Some beneficial effects of grape seed proanthocyanidin extract (GSPE) can be explained by the modulation of enterohormone secretion. As GSPE comprises a combination of different molecules, the pure compounds that cause these effects need to be elucidated. The enterohormones and chemoreceptors present in the gastrointestinal tract differ between species, so if humans are to gain beneficial effects, species closer to humans-and humans themselves-must be used. We demonstrate that 100 mg/L of GSPE stimulates peptide YY (PYY) release, but not glucagon-like peptide 1 (GLP-1) release in the human colon. We used a pig ex vivo system that differentiates between apical and basolateral intestinal sides to analyse how apical stimulation with GSPE and its pure compounds affects the gastrointestinal tract. In pigs, apical GSPE treatment stimulates the basolateral release of PYY in the duodenum and colon and that of GLP-1 in the ascending, but not the descending colon. In the duodenum, luminal stimulation with procyanidin dimer B2 increased PYY secretion, but not CCK secretion, while catechin monomers (catechin/epicatechin) significantly increased CCK release, but not PYY release. The differential effects of GSPE and its pure compounds on enterohormone release at the same intestinal segment suggest that they act through chemosensors located apically and unevenly distributed along the gastrointestinal tract.
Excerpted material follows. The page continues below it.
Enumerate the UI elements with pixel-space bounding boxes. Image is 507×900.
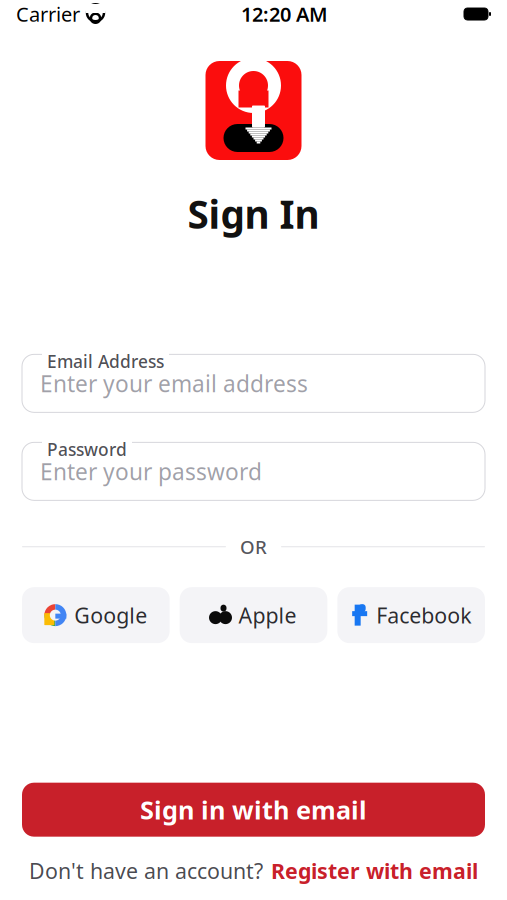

Keywords: CCK; GLP-1; PYY; flavonoids; intestine.

Figure 1

Enterohomone secretion levels in the basolateral medium after apical stimulation of pig intestinal segments with grape seed proanthocyanidin extract (GSPE). (a) Cholecystokinin (CCK) (orange columns) and peptide YY (PYY) (blue columns) secretion in duodenum. (b) Glucagon-like peptide 1 (GLP-1) secretion in ascending colon. (c) PYY (blue columns) and GLP-1 (green columns) secretion in descending colon. Results are expressed in arbitrary units (A.U.), which are values normalized versus the control and represent mean ± SEM. * p < 0.05 vs. control, # p < 0.1 t-test, n = 7–15.

Figure 2

Enterohormone levels in the basolateral side after apical stimulation of pig intestinal samples with different purified compounds, for 60 min. (a) PYY secretion in the duodenum, (b) CCK secretion in the duodenum, (c) GLP-1 secretion in the ascending colon. Results are expressed in arbitrary units (A.U.), which are values normalized versus the control and represent mean ± SEM. * p < 0.05 vs. control, # p < 0.1, t-test. n = 7–9. C-, negative control vehicle-treated; Cat, catechin; Epi, epicatechin; B2, B2 procyanidin dimer; GA, gallic acid; PCA, protocatechuic acid.

Figure 3

Enterohomone secretion in the medium after stimulation of human ascending (dark columns) and descending (light columns) colon explants with grape seed proanthocyanidin extract (GSPE, 100 mg/L). (a) PYY values, (b) total GLP-1 values. Results are expressed in arbitrary units (A.U.), which are values normalized versus the control and represent mean ± SEM. * p < 0.05 vs. control, t-test. n = 13–15 explants from 4–10 humans.

Figure 4

In pig duodenum, the different compounds of GSPE cause a selective enterohormone secretion. A possibility is that they act through different receptors that are related to a specific enterohormone secretion, either because they are expressed in cells containing only this hormone, or because they activate intracellular mechanisms that distinguish between hormones. Other compounds of the extract might antagonize the effects, or increase secretion through the same or other receptors. A similar pathway could take place in the colon, where differential GLP-1 and PYY secretion has been found.